It may be supposed, that in such a royal establishment, the rising generation is well represented; but on the contrary, few of them are allowed to prolong their lives, while many more never see the light.

This premature destruction of life, though strictly prohibited in the Koran, is very prevalent in Turkey. In some cases from State-Policy, lest the heirs to the crown should become too numerous, and in others, from a false desire in the ladies to preserve their beauty and freshness from the toils and trial of maternity.
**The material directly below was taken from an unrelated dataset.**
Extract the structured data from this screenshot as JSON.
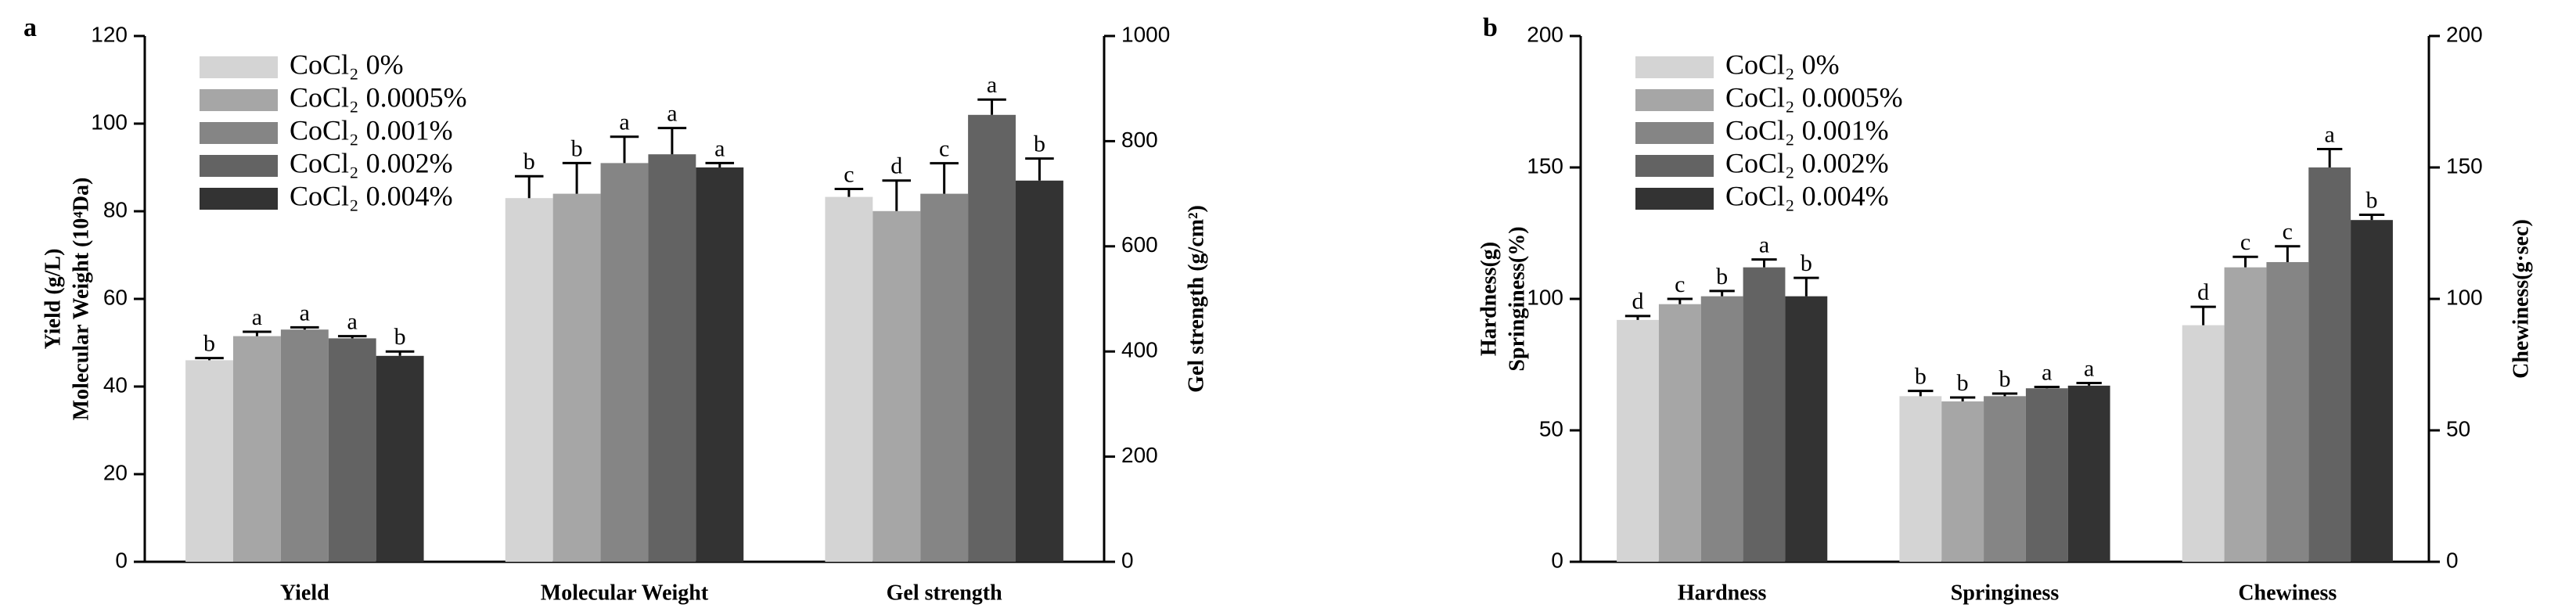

But very often the better feelings of their natures are sorely tried, and two of the sisters of the present sultan pined away in sorrow, and at last died, because their infant sons were sacrificed upon the altar of state-policy!

Abd-ul-Medjid himself, in his younger days, was not exempt from trials of this sort. For just before coming to the throne, he had a favorite odaluk, to whom he was much attached. But as the princes are not permitted to become fathers, she fell a victim in the attempt to frustrate the probable birth of an heir, when a single week’s delay would have elevated her to the rank of first kadun to the reigning monarch; for sultan Mahmoud died a few days after she was sacrificed.

Whenever a child is born to the sultan, or any other Oriental father, the tidings are immediately communicated to him and the family relatives, and the messenger handsomely rewarded. Among the Mussulmans the father himself pronounces the future name of his offspring at the moment of its birth.

A certain man, having scarce passed the honeymoon, for he had only been married three months, one day, while he was in the bath, was suddenly apprised of the birth of a son and heir. As soon as he recovered from his surprise at such an unexpected event, he ordered him to be named Tchapgun or racer, because, said he, he has accomplished in three months, the customary labor of nine.

They have a singular notion that the reason a child cries as soon as it is born is, because his satanic majesty being of course present, cruelly pinches the tender offshoot of humanity; the only exception on record, being the Virgin Mary and Jesus Christ, who were protected from the touch of the devil by a veil, so placed by Allah himself; thus, doubtless, accounting for the Immaculacy of the Holy Virgin.

The children, at their birth, are rubbed down with salt, and nicely bandaged. They are placed in a cradle and secured there. The hands and feet are bound in, so that the child cannot move. The poor little victim becomes black and blue under this treatment, and is occasionally relieved from its fetters to be re-enveloped in swaddling clothes; and when the toilet is completed, it very much resembles a little Egyptian mummy.

The child is nursed while lying down, the mother bending over it, and tilting the cradle, until she attains the requisite position.

Owing to the bandages in which the infants are constantly enveloped, the circulation of the blood is impeded, and they are obliged to be relieved by occasional scarifications, and the writer still wears the honorable scars of this traditional practice.